Monday, February 13, 2012

Comment on Comment: Council Prayers

As is the practice in a number of Councils, Bideford Town Council put a prayer at the start of the agenda for its Meetings. A Christian minister of some sort was invited along to lead the prayer, and the councillors were expected to go along with it. Until one refused.

The Guardian editorial tells the story of what happened next:

In court on Friday, Mr Justice Ouseley ruled that the saying of prayers during Bideford council meetings was unlawful. Though the judge was at pains to stress the narrowness of the legal point on which he ruled, the case was being widely watched. The communities secretary Eric Pickles was quick to condemn the judgment. Diametrically opposed responses from the National Secular Society, which supported Mr Bone's complaint, and the Christian Institute, which underwrote Bideford's costs, were nevertheless both agreed that something of more general importance was at stake.

Thank God Eric Pickles was on hand to give his well-informed opinion!

The judgement is here if you're interested. Actually, despite my lawyerly ways, I think the legal arguments are far less interesting than the arguments of principle. To recap, Christian prayers were a formal part of the meetings in which important public business is decided. Councillors uncomfortable with those prayers either had to stay silent and pretend to go along with them or leave the chamber. Honestly, I don't think you have to be a militant secularist to see what's wrong with this scenario.

Giles Fraser, a minister for whom I have a lot of respect, basically admits this in his Comment, "Banning council prayer sessions is just the start – what about parliament?" Giles suggests that it might not be such a bad thing if this was the start of a movement towards full disestablishment. We can but hope.

Of course, we couldn't have commentary on something involving the National Secular Society without someone bashing them, despite the fact that they're manifestly in the right on this one. "Why the Bideford ruling on council prayers is a setback for secularism" by Jonathan Chaplin admits that the prayers should probably go:

Dare we hope that, in the aftermath of the ruling, councils will quietly and sensibly opt to leave prayers off their official agendas and allow them to be held prior to council meetings on an entirely voluntary basis? That would seem an obvious instance of the "reasonable accommodation" called for in a religiously plural society, and there is no loss of religious freedom involved. It's hard to see how this would amount to any kind of defeat for authentic Christianity: aren't the sincere but unofficial prayers of genuine believers of greater worth than the official ones of the religiously indifferent or reluctant?

But at the same time he takes delight in crowing about the fact that the NSS didn't succeed in showing that the prayers amounted to discrimination:

NSS certainly takes home a point, but their lead arguments – that such prayers, lasting about three minutes and allowing an opt-out, are so imposing upon nonbelievers as to violate their human rights – didn't make it past the halfway line at this particular meeting. Mr Justice Ouseley concluded that the mere fact that non-religious councillors like Clive Bone might feel "uncomfortable" during council prayers did not constitute a discriminatory disadvantage serious enough to warrant the protective intervention of the state...
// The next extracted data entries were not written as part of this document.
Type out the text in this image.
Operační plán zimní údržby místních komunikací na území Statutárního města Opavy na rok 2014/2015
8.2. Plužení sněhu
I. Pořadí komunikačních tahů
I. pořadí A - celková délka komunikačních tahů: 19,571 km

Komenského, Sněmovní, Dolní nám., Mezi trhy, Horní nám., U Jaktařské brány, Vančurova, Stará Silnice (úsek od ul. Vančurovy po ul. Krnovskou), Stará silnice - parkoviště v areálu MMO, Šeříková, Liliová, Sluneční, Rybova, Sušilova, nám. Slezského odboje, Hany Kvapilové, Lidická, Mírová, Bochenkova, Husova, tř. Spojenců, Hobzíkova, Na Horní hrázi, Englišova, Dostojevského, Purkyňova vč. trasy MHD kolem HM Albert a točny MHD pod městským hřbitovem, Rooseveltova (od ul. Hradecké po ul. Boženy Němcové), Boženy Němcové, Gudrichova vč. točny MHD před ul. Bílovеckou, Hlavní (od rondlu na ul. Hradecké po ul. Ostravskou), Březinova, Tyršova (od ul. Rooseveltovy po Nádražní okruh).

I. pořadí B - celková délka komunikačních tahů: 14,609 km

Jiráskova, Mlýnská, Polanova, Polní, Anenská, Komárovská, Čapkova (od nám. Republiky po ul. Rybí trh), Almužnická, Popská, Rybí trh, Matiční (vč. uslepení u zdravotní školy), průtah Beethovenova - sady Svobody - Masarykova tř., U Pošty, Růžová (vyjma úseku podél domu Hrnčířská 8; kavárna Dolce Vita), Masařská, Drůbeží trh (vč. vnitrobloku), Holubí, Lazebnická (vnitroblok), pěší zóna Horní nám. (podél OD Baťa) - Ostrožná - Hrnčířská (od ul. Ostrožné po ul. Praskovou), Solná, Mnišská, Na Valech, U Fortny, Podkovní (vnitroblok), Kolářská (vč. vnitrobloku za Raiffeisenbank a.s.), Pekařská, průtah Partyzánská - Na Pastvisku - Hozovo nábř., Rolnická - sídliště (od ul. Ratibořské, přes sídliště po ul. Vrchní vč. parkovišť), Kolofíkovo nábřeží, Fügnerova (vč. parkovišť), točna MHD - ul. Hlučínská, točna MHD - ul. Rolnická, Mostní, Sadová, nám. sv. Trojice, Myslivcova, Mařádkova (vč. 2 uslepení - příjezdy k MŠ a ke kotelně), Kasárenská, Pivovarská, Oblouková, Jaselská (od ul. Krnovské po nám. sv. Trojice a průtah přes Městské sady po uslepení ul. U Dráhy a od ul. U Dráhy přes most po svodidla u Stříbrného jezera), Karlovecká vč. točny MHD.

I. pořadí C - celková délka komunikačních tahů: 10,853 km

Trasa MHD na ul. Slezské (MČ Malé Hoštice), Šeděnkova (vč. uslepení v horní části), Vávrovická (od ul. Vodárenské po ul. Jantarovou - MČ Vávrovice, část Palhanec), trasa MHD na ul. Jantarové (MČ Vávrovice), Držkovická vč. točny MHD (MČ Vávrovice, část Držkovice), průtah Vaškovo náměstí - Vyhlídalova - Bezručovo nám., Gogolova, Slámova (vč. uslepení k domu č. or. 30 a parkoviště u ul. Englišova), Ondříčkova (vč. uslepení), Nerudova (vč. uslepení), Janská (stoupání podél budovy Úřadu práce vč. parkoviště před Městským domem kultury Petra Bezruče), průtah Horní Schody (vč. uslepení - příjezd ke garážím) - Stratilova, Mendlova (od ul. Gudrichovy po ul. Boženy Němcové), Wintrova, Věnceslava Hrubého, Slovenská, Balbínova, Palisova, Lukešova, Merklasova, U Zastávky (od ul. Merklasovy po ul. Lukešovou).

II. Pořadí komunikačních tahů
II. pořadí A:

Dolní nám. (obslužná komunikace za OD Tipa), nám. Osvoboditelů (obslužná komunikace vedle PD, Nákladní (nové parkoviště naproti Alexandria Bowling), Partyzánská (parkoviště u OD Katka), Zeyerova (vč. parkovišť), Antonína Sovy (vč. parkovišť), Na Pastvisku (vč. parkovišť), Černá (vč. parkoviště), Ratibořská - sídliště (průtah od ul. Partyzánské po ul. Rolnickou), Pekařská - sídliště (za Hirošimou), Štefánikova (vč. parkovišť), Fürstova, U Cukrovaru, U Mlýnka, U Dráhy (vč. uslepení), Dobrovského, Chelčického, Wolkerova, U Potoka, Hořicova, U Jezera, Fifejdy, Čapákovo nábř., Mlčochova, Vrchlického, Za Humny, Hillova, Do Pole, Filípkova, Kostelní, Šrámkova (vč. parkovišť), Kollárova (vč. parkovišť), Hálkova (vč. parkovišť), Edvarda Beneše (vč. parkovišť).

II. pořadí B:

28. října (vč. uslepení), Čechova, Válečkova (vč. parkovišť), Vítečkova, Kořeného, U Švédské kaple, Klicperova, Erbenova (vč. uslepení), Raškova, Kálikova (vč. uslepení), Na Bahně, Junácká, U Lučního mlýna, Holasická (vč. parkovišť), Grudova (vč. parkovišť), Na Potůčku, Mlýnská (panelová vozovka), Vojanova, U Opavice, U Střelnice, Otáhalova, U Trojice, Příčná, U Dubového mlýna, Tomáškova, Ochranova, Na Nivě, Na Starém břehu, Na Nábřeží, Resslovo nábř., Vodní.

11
The ruling is not an "important victory" for secularism, as NSS's Keith Porteous Wood crowed, but actually a long overdue setback in their ongoing campaign to manipulate the legitimate principle of non-discrimination so as to bring religion to heel.


If I may, I'd like to make a few points here:

1. The NSS won. That means that councils across the country are likely to start looking again at their practices. That sounds like a pretty heavy victory to me.

2. Apparently being able to leave during the prayers prevents them from being sufficiently detrimental to amount to discrimination, even if leaving is quite naturally embarrassing. Does Jonathan support this principle? So if instead of prayers, atheists were invited to speak against religion at the start of council meetings, would he feel that the ability to leave the room stopped it being discriminatory? Pillock.

3. He also comes out with this gem:

When a senior judge acknowledges that mere temporary subjective discomfort in the presence of religious or other beliefs or practices we happen to dislike isn't enough to justify the blunt instrument of legal proscription, religious freedom is strengthened.

The religious freedom of the majority, yes. Which, of course, is the only important kind. Bear in mind that this is a public body performing a public function.

Ah well. Not all Christians can be expected to see the crumbling of their age-old special privileges as a good thing. Onward Christian Soldiers! And let the rest of us get on with our jobs.